Lists the simulation modules used by the agent. These define the simulated environment or entities the agent interacts with.

"simulators": [
  {
    "type": "WebSim"
  }
]

Agent Actions

Defines the agent's available capabilities, including action names, their implementation, and the connector used to execute them.

"agent_actions": [
  {
    "name": "move", // Action name
    "implementation": "passthrough", // Implementation to use
    "connector": "ros2" // Connector handler
  }
]

Development Tips

  1. Use --debug flag for detailed logging
  2. Add new input plugins in src/input/plugins/
  3. Add new LLM integrations in src/llm/plugins/
  4. Test actions with the passthrough implementation first
  5. Use type hints and docstrings for better code maintainability
  6. Run uv run ruff check . --fix && uv run black . && uv run isort . to check/format your code.

To automatically run the lint check before committing, install pre-commit and execute pre-commit install. This ensures that pre-commit checks run before each commit. Additionally, you can manually trigger all checks by running pre-commit run --all-files.
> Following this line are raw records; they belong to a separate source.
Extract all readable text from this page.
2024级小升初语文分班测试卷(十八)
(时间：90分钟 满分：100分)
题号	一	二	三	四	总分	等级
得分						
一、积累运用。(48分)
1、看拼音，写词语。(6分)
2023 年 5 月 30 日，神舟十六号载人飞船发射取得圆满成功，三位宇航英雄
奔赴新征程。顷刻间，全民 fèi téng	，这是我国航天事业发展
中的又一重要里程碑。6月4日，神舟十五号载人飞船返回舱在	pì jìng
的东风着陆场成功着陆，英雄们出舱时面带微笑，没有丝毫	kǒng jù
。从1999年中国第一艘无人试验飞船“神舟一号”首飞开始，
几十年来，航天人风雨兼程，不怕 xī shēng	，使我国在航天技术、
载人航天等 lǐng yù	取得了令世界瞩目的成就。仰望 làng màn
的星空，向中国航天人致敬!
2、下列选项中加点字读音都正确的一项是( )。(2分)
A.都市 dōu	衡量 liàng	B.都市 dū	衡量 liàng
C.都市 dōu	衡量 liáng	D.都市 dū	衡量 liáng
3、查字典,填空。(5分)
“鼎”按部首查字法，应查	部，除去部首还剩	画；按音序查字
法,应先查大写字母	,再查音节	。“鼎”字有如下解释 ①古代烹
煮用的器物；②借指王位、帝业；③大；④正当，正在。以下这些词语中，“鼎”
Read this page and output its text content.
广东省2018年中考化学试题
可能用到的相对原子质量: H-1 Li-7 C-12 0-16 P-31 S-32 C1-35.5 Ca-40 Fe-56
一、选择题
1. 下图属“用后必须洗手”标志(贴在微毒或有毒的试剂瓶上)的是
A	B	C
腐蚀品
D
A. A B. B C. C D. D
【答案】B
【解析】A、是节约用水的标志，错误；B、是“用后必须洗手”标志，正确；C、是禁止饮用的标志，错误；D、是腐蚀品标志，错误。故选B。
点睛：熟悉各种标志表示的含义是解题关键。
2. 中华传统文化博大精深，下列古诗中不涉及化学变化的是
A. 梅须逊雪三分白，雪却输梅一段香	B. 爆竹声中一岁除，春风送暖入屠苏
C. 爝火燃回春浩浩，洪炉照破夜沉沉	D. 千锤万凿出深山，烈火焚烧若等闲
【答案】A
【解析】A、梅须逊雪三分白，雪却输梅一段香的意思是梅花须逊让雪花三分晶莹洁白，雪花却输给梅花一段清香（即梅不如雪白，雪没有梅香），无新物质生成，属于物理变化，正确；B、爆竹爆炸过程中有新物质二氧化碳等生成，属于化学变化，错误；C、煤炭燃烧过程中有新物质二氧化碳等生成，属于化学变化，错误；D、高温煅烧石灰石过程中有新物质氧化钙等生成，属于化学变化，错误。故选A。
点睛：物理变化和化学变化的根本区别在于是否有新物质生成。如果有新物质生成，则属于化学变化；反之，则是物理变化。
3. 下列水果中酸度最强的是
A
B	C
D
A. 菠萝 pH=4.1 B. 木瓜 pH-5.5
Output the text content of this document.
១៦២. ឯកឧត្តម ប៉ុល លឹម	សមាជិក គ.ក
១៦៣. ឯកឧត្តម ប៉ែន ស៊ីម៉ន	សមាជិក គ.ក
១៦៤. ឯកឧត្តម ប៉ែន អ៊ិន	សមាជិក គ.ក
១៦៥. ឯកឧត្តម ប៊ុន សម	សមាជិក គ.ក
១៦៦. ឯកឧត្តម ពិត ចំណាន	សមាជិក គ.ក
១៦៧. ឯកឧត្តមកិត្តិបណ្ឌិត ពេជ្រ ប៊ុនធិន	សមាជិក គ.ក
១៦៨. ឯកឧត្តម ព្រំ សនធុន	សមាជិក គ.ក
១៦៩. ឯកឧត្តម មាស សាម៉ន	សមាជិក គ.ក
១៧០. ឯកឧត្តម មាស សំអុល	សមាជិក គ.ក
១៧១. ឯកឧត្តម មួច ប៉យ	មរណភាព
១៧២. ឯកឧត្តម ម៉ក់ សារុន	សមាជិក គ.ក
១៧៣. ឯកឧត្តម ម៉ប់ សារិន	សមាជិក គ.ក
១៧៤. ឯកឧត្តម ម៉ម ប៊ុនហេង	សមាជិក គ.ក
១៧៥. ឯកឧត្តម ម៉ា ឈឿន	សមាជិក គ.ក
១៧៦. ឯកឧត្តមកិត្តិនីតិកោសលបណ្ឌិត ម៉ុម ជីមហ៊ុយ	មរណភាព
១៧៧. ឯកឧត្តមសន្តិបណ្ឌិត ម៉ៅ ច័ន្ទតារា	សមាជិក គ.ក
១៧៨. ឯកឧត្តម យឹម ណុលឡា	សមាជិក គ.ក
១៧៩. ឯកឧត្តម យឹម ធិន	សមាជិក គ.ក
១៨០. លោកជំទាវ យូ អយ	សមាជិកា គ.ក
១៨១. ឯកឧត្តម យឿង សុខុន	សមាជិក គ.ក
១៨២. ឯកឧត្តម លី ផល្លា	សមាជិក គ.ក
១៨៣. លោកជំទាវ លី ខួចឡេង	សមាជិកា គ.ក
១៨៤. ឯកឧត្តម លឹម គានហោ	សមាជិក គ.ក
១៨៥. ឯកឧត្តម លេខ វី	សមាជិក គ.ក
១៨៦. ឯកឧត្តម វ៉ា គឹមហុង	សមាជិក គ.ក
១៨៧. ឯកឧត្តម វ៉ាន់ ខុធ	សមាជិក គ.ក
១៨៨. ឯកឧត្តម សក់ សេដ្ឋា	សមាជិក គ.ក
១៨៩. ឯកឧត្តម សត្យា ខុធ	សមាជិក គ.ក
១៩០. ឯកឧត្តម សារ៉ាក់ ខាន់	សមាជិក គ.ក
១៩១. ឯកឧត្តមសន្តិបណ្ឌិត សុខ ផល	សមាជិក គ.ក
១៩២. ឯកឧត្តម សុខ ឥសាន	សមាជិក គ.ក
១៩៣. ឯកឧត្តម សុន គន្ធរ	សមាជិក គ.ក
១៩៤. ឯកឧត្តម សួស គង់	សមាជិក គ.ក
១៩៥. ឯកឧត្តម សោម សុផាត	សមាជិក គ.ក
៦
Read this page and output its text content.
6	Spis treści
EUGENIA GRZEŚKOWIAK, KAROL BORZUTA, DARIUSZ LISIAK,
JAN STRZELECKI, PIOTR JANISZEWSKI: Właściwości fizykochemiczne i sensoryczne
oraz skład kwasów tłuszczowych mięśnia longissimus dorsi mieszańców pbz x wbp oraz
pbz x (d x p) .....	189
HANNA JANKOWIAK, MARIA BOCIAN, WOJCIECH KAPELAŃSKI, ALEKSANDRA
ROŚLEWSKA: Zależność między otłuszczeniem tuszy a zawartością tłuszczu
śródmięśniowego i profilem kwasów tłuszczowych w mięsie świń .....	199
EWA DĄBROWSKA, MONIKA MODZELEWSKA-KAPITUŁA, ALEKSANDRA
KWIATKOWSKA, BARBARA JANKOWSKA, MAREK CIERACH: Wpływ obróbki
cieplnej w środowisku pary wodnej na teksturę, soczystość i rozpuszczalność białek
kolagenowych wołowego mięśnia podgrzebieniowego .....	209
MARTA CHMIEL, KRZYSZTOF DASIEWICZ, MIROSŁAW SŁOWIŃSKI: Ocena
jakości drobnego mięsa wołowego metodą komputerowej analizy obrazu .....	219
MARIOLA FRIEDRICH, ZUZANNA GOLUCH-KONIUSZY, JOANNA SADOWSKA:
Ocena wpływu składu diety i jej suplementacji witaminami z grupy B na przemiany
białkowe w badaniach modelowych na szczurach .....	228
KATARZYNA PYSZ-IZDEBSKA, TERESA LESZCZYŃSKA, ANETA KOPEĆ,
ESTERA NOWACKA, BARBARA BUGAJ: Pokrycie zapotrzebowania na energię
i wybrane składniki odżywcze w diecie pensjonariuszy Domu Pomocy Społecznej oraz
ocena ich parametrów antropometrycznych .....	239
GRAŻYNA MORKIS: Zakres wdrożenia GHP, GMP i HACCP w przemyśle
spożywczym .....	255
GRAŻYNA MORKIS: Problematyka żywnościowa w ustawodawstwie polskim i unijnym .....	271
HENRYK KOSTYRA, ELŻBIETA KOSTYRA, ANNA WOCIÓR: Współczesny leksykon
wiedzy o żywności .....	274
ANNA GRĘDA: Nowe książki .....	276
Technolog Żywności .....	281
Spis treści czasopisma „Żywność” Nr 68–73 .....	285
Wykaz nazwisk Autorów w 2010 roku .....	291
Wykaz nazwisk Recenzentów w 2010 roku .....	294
Optional Environment Variables

  • ETH_ADDRESS: The Ethereum address of agent, prefixed with Ox. Example: 0xd8dA6BF26964aF9D7eEd9e03E53415D37aA96045. Only relevant if your agent has a wallet.
  • UNITREE_WIRED_ETHERNET: Your network adapter that is connected to a Unitree robot. Example: eno0. Only relevant if your agent has a physical (robot) embodiment. You can set this to "SIM" to debug some limited functionality.